Figure 4. Characterization of B and NK cell subpopulations.

(A) UMAP embedding of NK cells, color-coded by the cell subtypes. (B) Dot plot signifying marker gene expression across different NK cell subpopulations. The color represents scaled average expression of marker genes in each cell type, and the size indicates the proportion of cells expressing marker genes. (C) Box plot illustrating proportion of NK cell subpopulations in NB bone metastatic (n = 6) and NB bone nonmetastatic (n = 5) samples. Statistics significances are accessed using a 2-sided Wilcoxon ranked-sum test. For box plot, the center line represents the median, box limits represent upper and lower quartiles, and whiskers depicts 1.5 × the interquartile range (IQR). (D) Bar plot showing number of DEGs (adjust P < 0.05) for each NK cell subpopulation comparing NB bone metastatic and NB bone nonmetastatic samples. (E) Gene ontology showing the biological processes enriched in top 200 downregulated genes of CD56^bright NK cells comparing NB bone metastatic with NB bone nonmetastatic tumor. The color represents scaled average proportion marker genes in each cell, and the size indicates the number of CD56^bright cells. (F) Violin plots showing scaled log-normalized expression values of key genes in CD56^bright cell.
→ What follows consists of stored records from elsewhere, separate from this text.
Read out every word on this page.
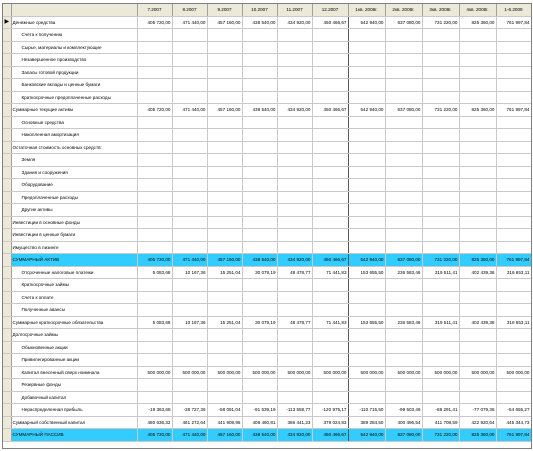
		7.2007	8.2007	9.2007	10.2007	11.2007	12.2007	1кв. 2008г.	2кв. 2008г.	3кв. 2008г.	4кв. 2008г.	1-6.2009
▶	Денежные средства	405 720,00	471 440,00	457 160,00	438 540,00	434 920,00	450 466,67	542 940,00	637 080,00	731 220,00	825 360,00	761 997,84
	Счета к получению											
	Сырье, материалы и комплектующие											
	Незавершенное производство											
	Запасы готовой продукции											
	Банковские вклады и ценные бумаги											
	Краткосрочные предоплаченные расходы											
	Суммарные текущие активы	405 720,00	471 440,00	457 160,00	438 540,00	434 920,00	450 466,67	542 940,00	637 080,00	731 220,00	825 360,00	761 997,84
	Основные средства											
	Накопленная амортизация											
	Остаточная стоимость основных средств:											
	Земля											
	Здания и сооружения											
	Оборудование											
	Предоплаченные расходы											
	Другие активы											
	Инвестиции в основные фонды											
	Инвестиции в ценные бумаги											
	Имущество в лизинге											
	СУММАРНЫЙ АКТИВ	405 720,00	471 440,00	457 160,00	438 540,00	434 920,00	450 466,67	542 940,00	637 080,00	731 220,00	825 360,00	761 997,84
	Отсроченные налоговые платежи	5 083,68	10 167,36	15 251,04	30 079,19	48 478,77	71 441,83	153 655,50	236 583,46	319 511,41	402 439,36	316 653,11
	Краткосрочные займы											
	Счета к оплате											
	Полученные авансы											
	Суммарные краткосрочные обязательства	5 083,68	10 167,36	15 251,04	30 079,19	48 478,77	71 441,83	153 655,50	236 583,46	319 511,41	402 439,36	316 653,11
	Долгосрочные займы											
	Обыкновенные акции											
	Привилегированные акции											
	Капитал внесенный сверх номинала	500 000,00	500 000,00	500 000,00	500 000,00	500 000,00	500 000,00	500 000,00	500 000,00	500 000,00	500 000,00	500 000,00
	Резервные фонды											
	Добавочный капитал											
	Нераспределенная прибыль	-19 363,68	-38 727,36	-58 091,04	-91 539,19	-113 558,77	-120 975,17	-110 715,50	-99 503,46	-88 291,41	-77 079,36	-54 655,27
	Суммарный собственный капитал	480 636,32	461 272,64	441 908,96	408 460,81	386 441,23	379 024,83	389 284,50	400 496,54	411 708,59	422 920,64	445 344,73
	СУММАРНЫЙ ПАССИВ	405 720,00	471 440,00	457 160,00	438 540,00	434 920,00	450 466,67	542 940,00	637 080,00	731 220,00	825 360,00	761 997,84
A 2-sided Wilcoxon ranked-sum test was used for statistical analysis (*P < 0.05). ****P < 0.0001. (G) UMAP embedding demonstrating B cell subpopulations (left) and sample fraction (right). (H) Expression of key marker genes for B cell subpopulations.
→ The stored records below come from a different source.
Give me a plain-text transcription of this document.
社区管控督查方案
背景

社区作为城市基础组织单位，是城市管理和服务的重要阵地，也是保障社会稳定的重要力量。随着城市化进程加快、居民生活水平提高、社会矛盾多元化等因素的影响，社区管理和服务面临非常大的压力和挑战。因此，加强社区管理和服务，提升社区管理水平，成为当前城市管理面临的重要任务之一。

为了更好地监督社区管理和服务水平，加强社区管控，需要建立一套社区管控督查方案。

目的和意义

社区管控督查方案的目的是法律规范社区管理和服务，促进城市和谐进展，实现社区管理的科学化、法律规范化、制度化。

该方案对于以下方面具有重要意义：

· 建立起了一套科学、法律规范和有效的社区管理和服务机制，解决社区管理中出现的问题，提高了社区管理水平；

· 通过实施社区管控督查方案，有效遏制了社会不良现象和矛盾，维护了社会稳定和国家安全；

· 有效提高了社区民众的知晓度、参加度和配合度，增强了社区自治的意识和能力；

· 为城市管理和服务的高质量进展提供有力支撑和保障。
Figure 5. Metastatic signature predicts neuroblastoma patient overall survival.

(A) Gene set enrichment (GSEA) plot depicting the enrichment pathways of genes upregulated in bone metastatic tumor cells against to primary NB tumor cells. (B) A Venn diagram illustrating the overlap of upregulated genes in bone metastatic tumor cells compared with non-malignant cells and primary NB tumor cells (see method). (C) Boxplot representing metastatic signature score in low-risk (n = 273) and high-risk (n = 172) patients with NB (GSE49711). Significance was assessed using 2-sided Wilcoxon ranked-sum test (***P < 0.001). (D) Boxplot showing the CRIPSR screen effect score of metastatic signature genes in neuroblastoma cell lines (n = 35). Effect Scores indicate whether gene knockout (gene loss) has a positive or negative effect on the growth or survival of cancer cells. (E) KM survival curves showing patients with NB with higher metastatic signature gene expression have worse overall survival in 3 independent NB data sets (GSE49711 n = 488, Target n = 247, GSE16476 n = 76). Patients were stratified into 2 groups based on the gene expression (binary: top 25% versus bottom 25%). Statistics are accessed by 2-side log-rank test. (F) Boxplot showing cell growth of neuroblastoma cell line (TET21N) on day3 after shRNA infection (n = 3). (G) Barplot showing relative mRNA expression (n = 3). Data are expressed using the 2−ΔΔCt method. Gene expression levels were normalized to the sh control. Statistical significance determined using 2-sided t-test. (H) Overview of potential ligand-receptor interactions of cell subpopulations. (I) Dot plot showing significant ligand (tumor cells and T cell subsets) and receptor (myeloid cell subsets) expression. Dot size indicates expression ratio, color represents average gene expression (Methods). Boxplots include center line, median; box limits, upper and lower quartiles; whiskers are highest and lowest values no greater than 1.5× IQR. ****P < 0.0001.